The website OutofYourLife.com was on the news tonight. The opening lines of the script went something like this:
"You're so in love. You're so happy. For now. But after it goes bad, every time you tell yourself 'It's time to move on!' there's a beautiful piece of bling staring up at you."
Two things: First, *every* time you tell yourself to move on there's jewelry involved? And second, who still says "bling"?
I can't say that I understand the financial or political implications of a broken engagement, having never been engaged. I would hope that I could eventually remember that I would be able to move on and make a rational decision about what to do with the ring. The whole process of residual jewelry, though, makes me cringe.
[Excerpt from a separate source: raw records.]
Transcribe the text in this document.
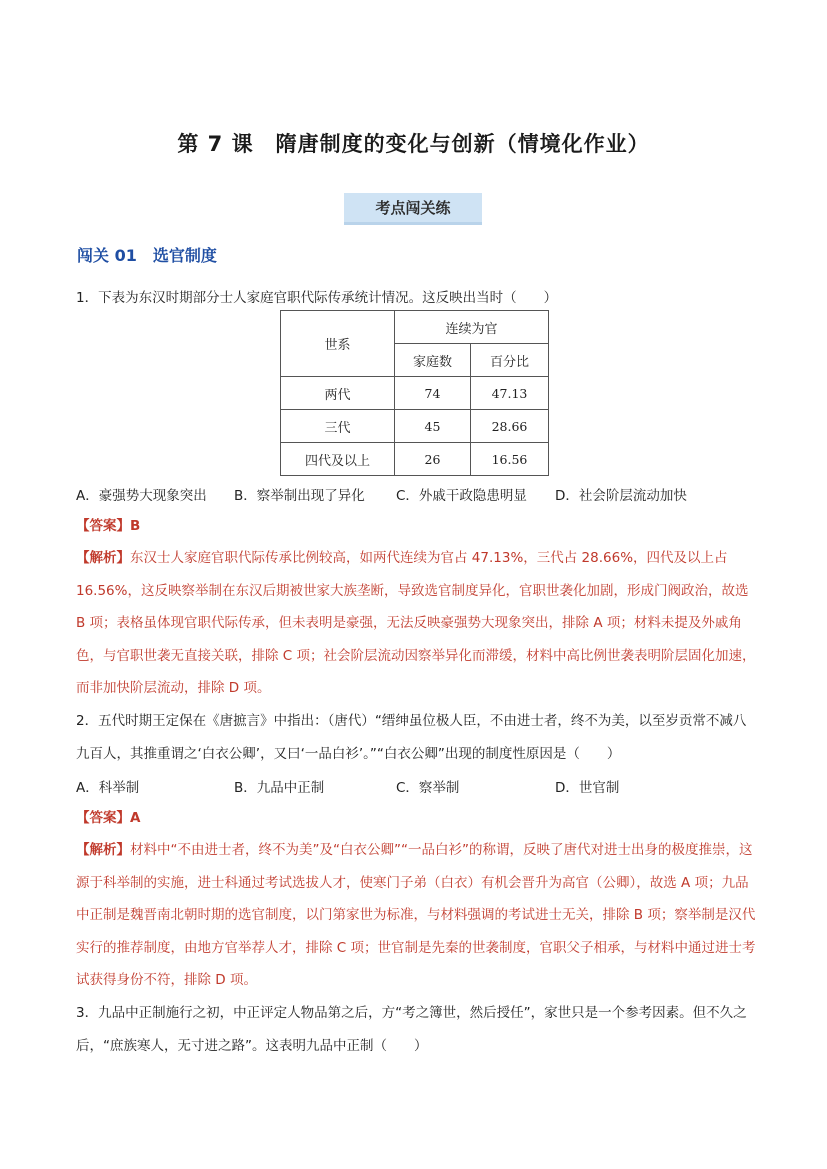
第 7 课　隋唐制度的变化与创新（情境化作业）
考点闯关练
闯关 01　选官制度
1．下表为东汉时期部分士人家庭官职代际传承统计情况。这反映出当时（　　）
世系	连续为官	
	家庭数	百分比
两代	74	47.13
三代	45	28.66
四代及以上	26	16.56
A．豪强势大现象突出 B．察举制出现了异化 C．外戚干政隐患明显 D．社会阶层流动加快
【答案】B
【解析】东汉士人家庭官职代际传承比例较高，如两代连续为官占 47.13%，三代占 28.66%，四代及以上占 16.56%，这反映察举制在东汉后期被世家大族垄断，导致选官制度异化，官职世袭化加剧，形成门阀政治，故选 B 项；表格虽体现官职代际传承，但未表明是豪强，无法反映豪强势大现象突出，排除 A 项；材料未提及外戚角色，与官职世袭无直接关联，排除 C 项；社会阶层流动因察举异化而滞缓，材料中高比例世袭表明阶层固化加速，而非加快阶层流动，排除 D 项。
2．五代时期王定保在《唐摭言》中指出：（唐代）“缙绅虽位极人臣，不由进士者，终不为美，以至岁贡常不减八九百人，其推重谓之‘白衣公卿’，又曰‘一品白衫’。”“白衣公卿”出现的制度性原因是（　　）
A．科举制	B．九品中正制	C．察举制	D．世官制
【答案】A
【解析】材料中“不由进士者，终不为美”及“白衣公卿”“一品白衫”的称谓，反映了唐代对进士出身的极度推崇，这源于科举制的实施，进士科通过考试选拔人才，使寒门子弟（白衣）有机会晋升为高官（公卿），故选 A 项；九品中正制是魏晋南北朝时期的选官制度，以门第家世为标准，与材料强调的考试进士无关，排除 B 项；察举制是汉代实行的推荐制度，由地方官举荐人才，排除 C 项；世官制是先秦的世袭制度，官职父子相承，与材料中通过进士考试获得身份不符，排除 D 项。
3．九品中正制施行之初，中正评定人物品第之后，方“考之簿世，然后授任”，家世只是一个参考因素。但不久之后，“庶族寒人，无寸进之路”。这表明九品中正制（　　）
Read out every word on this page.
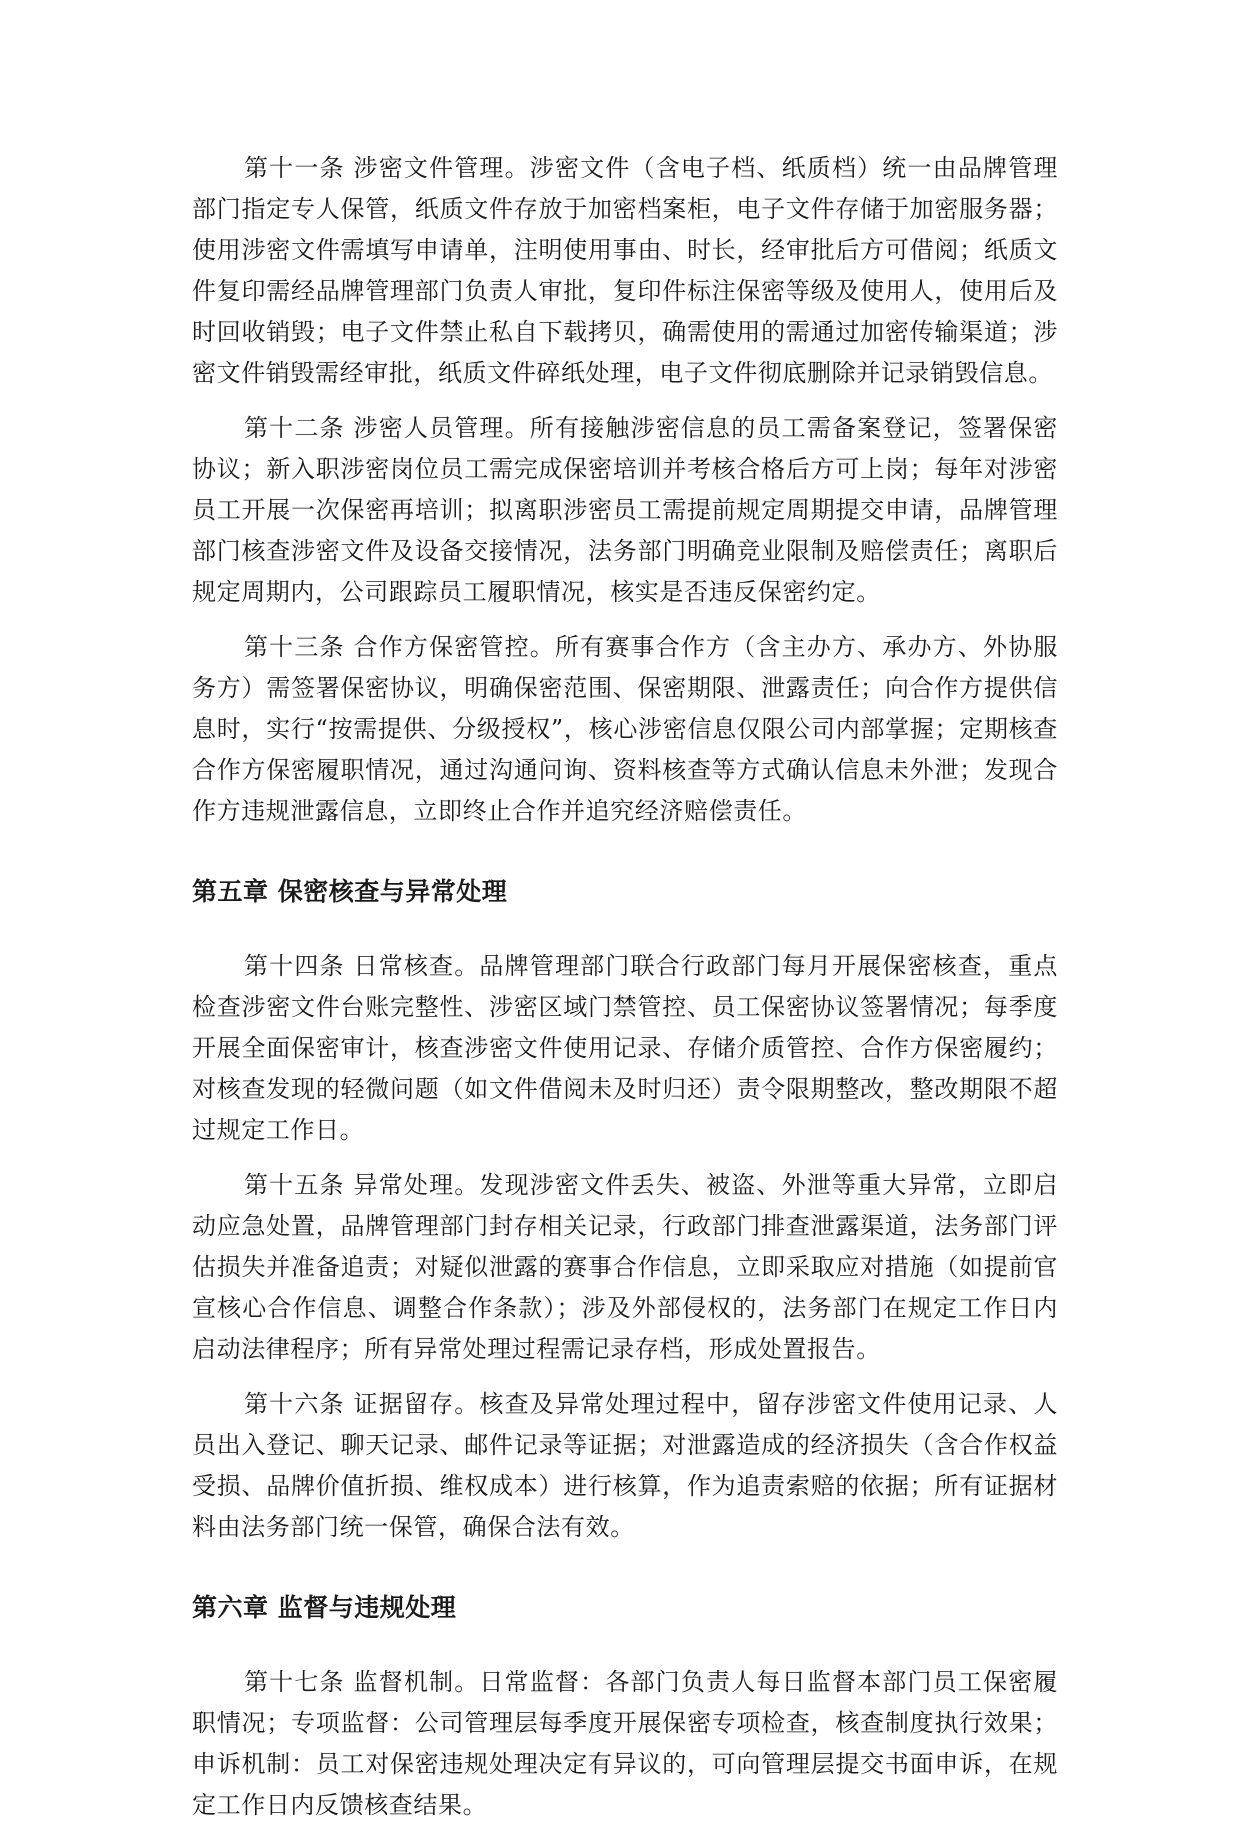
第十一条 涉密文件管理。涉密文件（含电子档、纸质档）统一由品牌管理部门指定专人保管，纸质文件存放于加密档案柜，电子文件存储于加密服务器；使用涉密文件需填写申请单，注明使用事由、时长，经审批后方可借阅；纸质文件复印需经品牌管理部门负责人审批，复印件标注保密等级及使用人，使用后及时回收销毁；电子文件禁止私自下载拷贝，确需使用的需通过加密传输渠道；涉密文件销毁需经审批，纸质文件碎纸处理，电子文件彻底删除并记录销毁信息。

第十二条 涉密人员管理。所有接触涉密信息的员工需备案登记，签署保密协议；新入职涉密岗位员工需完成保密培训并考核合格后方可上岗；每年对涉密员工开展一次保密再培训；拟离职涉密员工需提前规定周期提交申请，品牌管理部门核查涉密文件及设备交接情况，法务部门明确竞业限制及赔偿责任；离职后规定周期内，公司跟踪员工履职情况，核实是否违反保密约定。

第十三条 合作方保密管控。所有赛事合作方（含主办方、承办方、外协服务方）需签署保密协议，明确保密范围、保密期限、泄露责任；向合作方提供信息时，实行“按需提供、分级授权”，核心涉密信息仅限公司内部掌握；定期核查合作方保密履职情况，通过沟通问询、资料核查等方式确认信息未外泄；发现合作方违规泄露信息，立即终止合作并追究经济赔偿责任。

第五章 保密核查与异常处理

第十四条 日常核查。品牌管理部门联合行政部门每月开展保密核查，重点检查涉密文件台账完整性、涉密区域门禁管控、员工保密协议签署情况；每季度开展全面保密审计，核查涉密文件使用记录、存储介质管控、合作方保密履约；对核查发现的轻微问题（如文件借阅未及时归还）责令限期整改，整改期限不超过规定工作日。

第十五条 异常处理。发现涉密文件丢失、被盗、外泄等重大异常，立即启动应急处置，品牌管理部门封存相关记录，行政部门排查泄露渠道，法务部门评估损失并准备追责；对疑似泄露的赛事合作信息，立即采取应对措施（如提前官宣核心合作信息、调整合作条款）；涉及外部侵权的，法务部门在规定工作日内启动法律程序；所有异常处理过程需记录存档，形成处置报告。

第十六条 证据留存。核查及异常处理过程中，留存涉密文件使用记录、人员出入登记、聊天记录、邮件记录等证据；对泄露造成的经济损失（含合作权益受损、品牌价值折损、维权成本）进行核算，作为追责索赔的依据；所有证据材料由法务部门统一保管，确保合法有效。

第六章 监督与违规处理

第十七条 监督机制。日常监督：各部门负责人每日监督本部门员工保密履职情况；专项监督：公司管理层每季度开展保密专项检查，核查制度执行效果；申诉机制：员工对保密违规处理决定有异议的，可向管理层提交书面申诉，在规定工作日内反馈核查结果。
This should probably be prefaced with the following: heteronormative, yes. Also, I've never dated a guy who has given me jewelry. Of any kind. Let alone of the expensive variety. Unless you count the kid in elementary school who gave me a ring from his CrackerJack box, which I'm sure was the height of expenditure at the time. Honestly, I'm glad about this: I think jewelry and flowers are generally easy choices early in a relationship from a well-meaning guy who can't think of something that speaks to you because he doesn't know you well enough yet. But nobody wants to spend *that* much money so early a relationship. And also, who said He has to buy Her things?
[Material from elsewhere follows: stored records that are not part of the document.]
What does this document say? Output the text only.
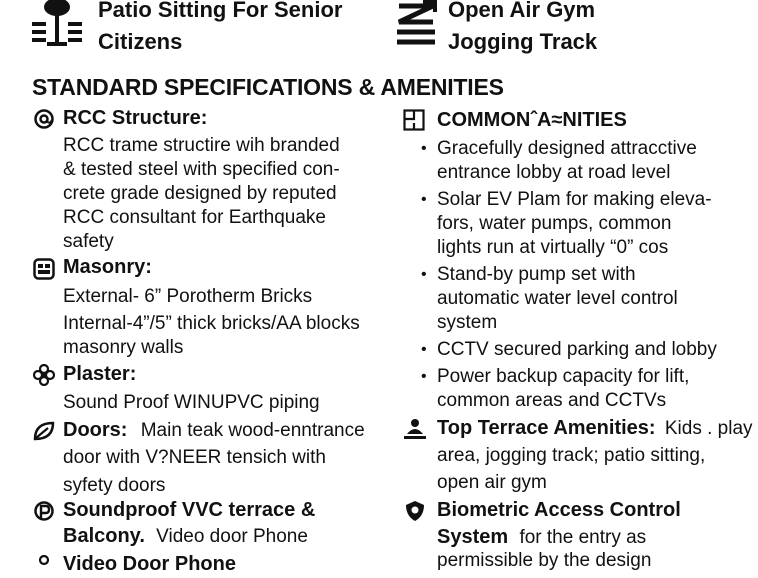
Patio Sitting For Senior
Citizens
Open Air Gym
Jogging Track
STANDARD SPECIFICATIONS & AMENITIES
RCC Structure:
RCC trame structire wih branded
& tested steel with specified con-
crete grade designed by reputed
RCC consultant for Earthquake
safety
Masonry:
External- 6” Porotherm Bricks
Internal-4”/5” thick bricks/AA blocks
masonry walls
Plaster:
Sound Proof WINUPVC piping
Doors: Main teak wood-enntrance
door with V?NEER tensich with
syfety doors
Soundproof VVC terrace &
Balcony. Video door Phone
Video Door Phone
COMMONˆA≈NITIES
• Gracefully designed attracctive
entrance lobby at road level
• Solar EV Plam for making eleva-
fors, water pumps, common
lights run at virtually “0” cos
• Stand-by pump set with
automatic water level control
system
• CCTV secured parking and lobby
• Power backup capacity for lift,
common areas and CCTVs
Top Terrace Amenities: Kids . play
area, jogging track; patio sitting,
open air gym
Biometric Access Control
System for the entry as
permissible by the design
Anyway, I've heard there are "rules" for the jewels. For example, She gets to keep the ring if He proposes on Her birthday, or on Christmas. I've never heard of exemptions for couples who do not celebrate Christmas, suggesting that perhaps only Christian Americans have these bizarre "rules," or alternately that Muslims, Jews, Hindus &c. do not marry (the latter is obviously false). I've heard that if He breaks it off, She gets to keep it no matter what. If She breaks it off, She keeps it only on the birthday/Christmas clause. And of course, the "who breaks it off" language is little more than the blame game (e.g. "I ended it because She cheated, so she'd better give me back my ring!").
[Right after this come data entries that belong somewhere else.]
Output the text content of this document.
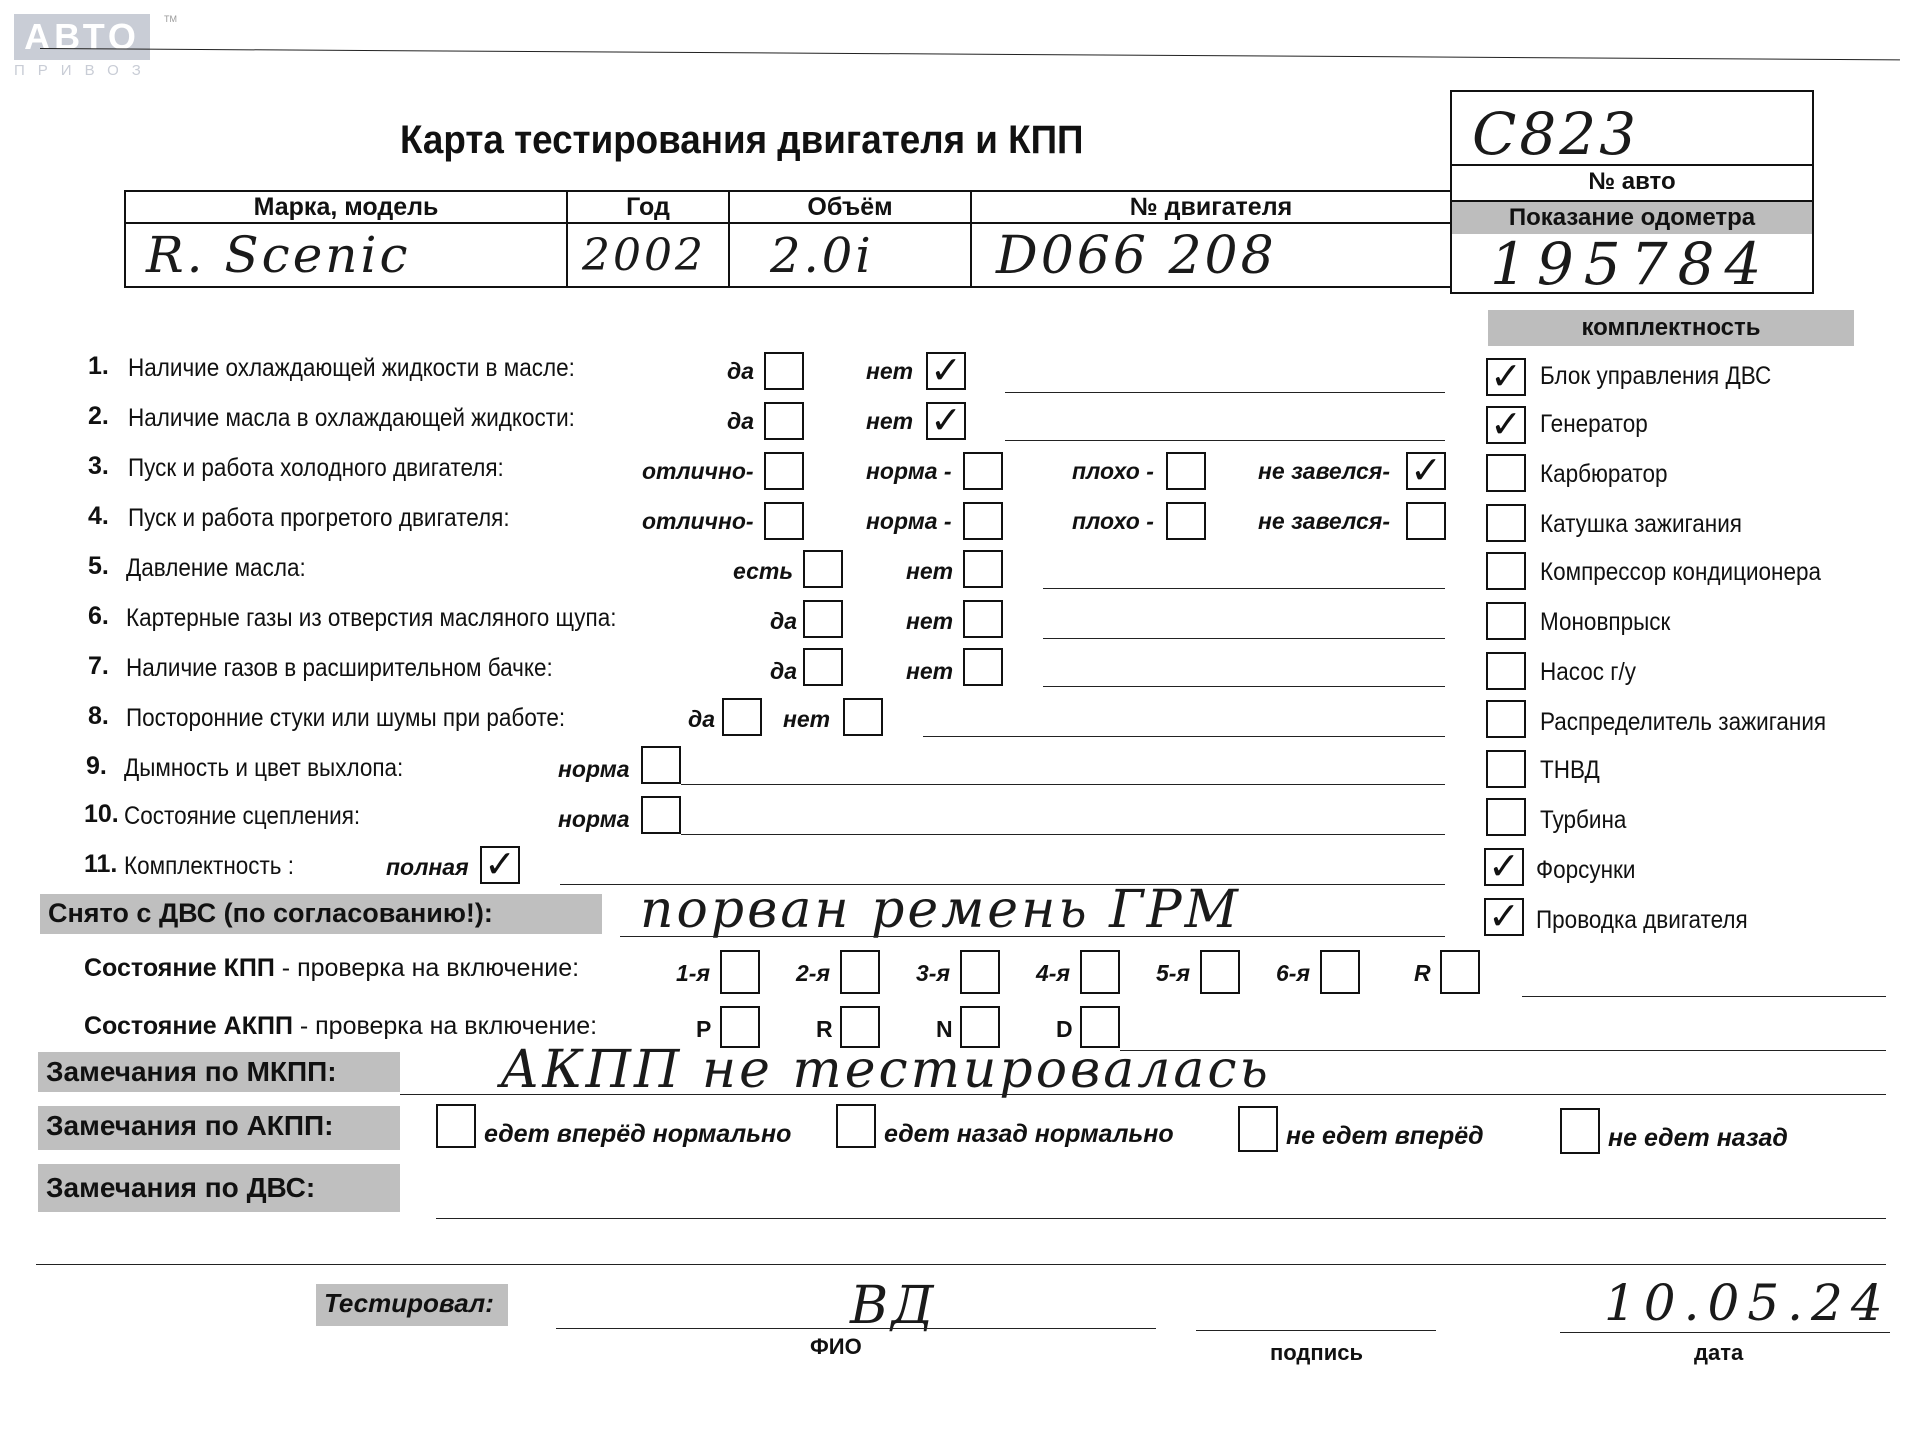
АВТО
ПРИВОЗ
TM
Карта тестирования двигателя и КПП	С823
№ авто
Показание одометра
195784
Марка, модель	Год	Объём	№ двигателя

R. Scenic	2002	2.0i	D066 208
комплектность
1. Наличие охлаждающей жидкости в масле:	да	нет ✓
2. Наличие масла в охлаждающей жидкости:	да	нет ✓
3. Пуск и работа холодного двигателя:	отлично-	норма -	плохо -	не завелся- ✓
4. Пуск и работа прогретого двигателя:	отлично-	норма -	плохо -	не завелся-
5. Давление масла:	есть	нет
6. Картерные газы из отверстия масляного щупа:	да	нет
7. Наличие газов в расширительном бачке:	да	нет
8. Посторонние стуки или шумы при работе:	да	нет
9. Дымность и цвет выхлопа:	норма
10. Состояние сцепления:	норма
11. Комплектность :	полная ✓
✓ Блок управления ДВС
✓ Генератор
Карбюратор
Катушка зажигания
Компрессор кондиционера
Моновпрыск
Насос г/у
Распределитель зажигания
ТНВД
Турбина
✓ Форсунки
✓ Проводка двигателя
Снято с ДВС (по согласованию!):	порван ремень ГРМ
Состояние КПП - проверка на включение:	1-я	2-я	3-я	4-я	5-я	6-я	R
Состояние АКПП - проверка на включение:	P	R	N	D
Замечания по МКПП:	АКПП не тестировалась
Замечания по АКПП:	едет вперёд нормально	едет назад нормально	не едет вперёд	не едет назад
Замечания по ДВС:
Тестировал:	ВД
ФИО	подпись
10.05.24
дата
But back to Out Of Your Life. Check out their web slogans: "Ex-boyfriend, Ex-jewelry." "Request a free Break-Up Box," in which you mail your symbolic emotions for money. And my favorite, "For Richer or Richer."
Yes, because every time I break up with a guy, it would have ended in years of bliss otherwise. Grow up, people. Every romantic relationship will end one of two ways: happily ever after, or not. This accounts for casual dating, hookups, engagements, marriages, second-marriages, and Liz Taylor. And "happily ever" isn't always happy: there are messes and disagreements and it's work and you learn things and you deal with it. I dare say I feel the same about money: it doesn't just plop into your lap because you mailed in your cast-off diamonds. There's honest work that should be behind it or else there's no value in it. So maybe there's a parallel between expecting quick cash and expecting fast and flawless love.
Or maybe marriage hasn't changed so much from the days in which the practice was all part of an exchange economy. My parents have ten nubile female goats and two milk cows to my name. Prove me wrong.
Something is seriously weird here. Financial compensation isn't going to stop the problem. Or maybe it will. I guess I wouldn't know because I've never received that sweet cash reward.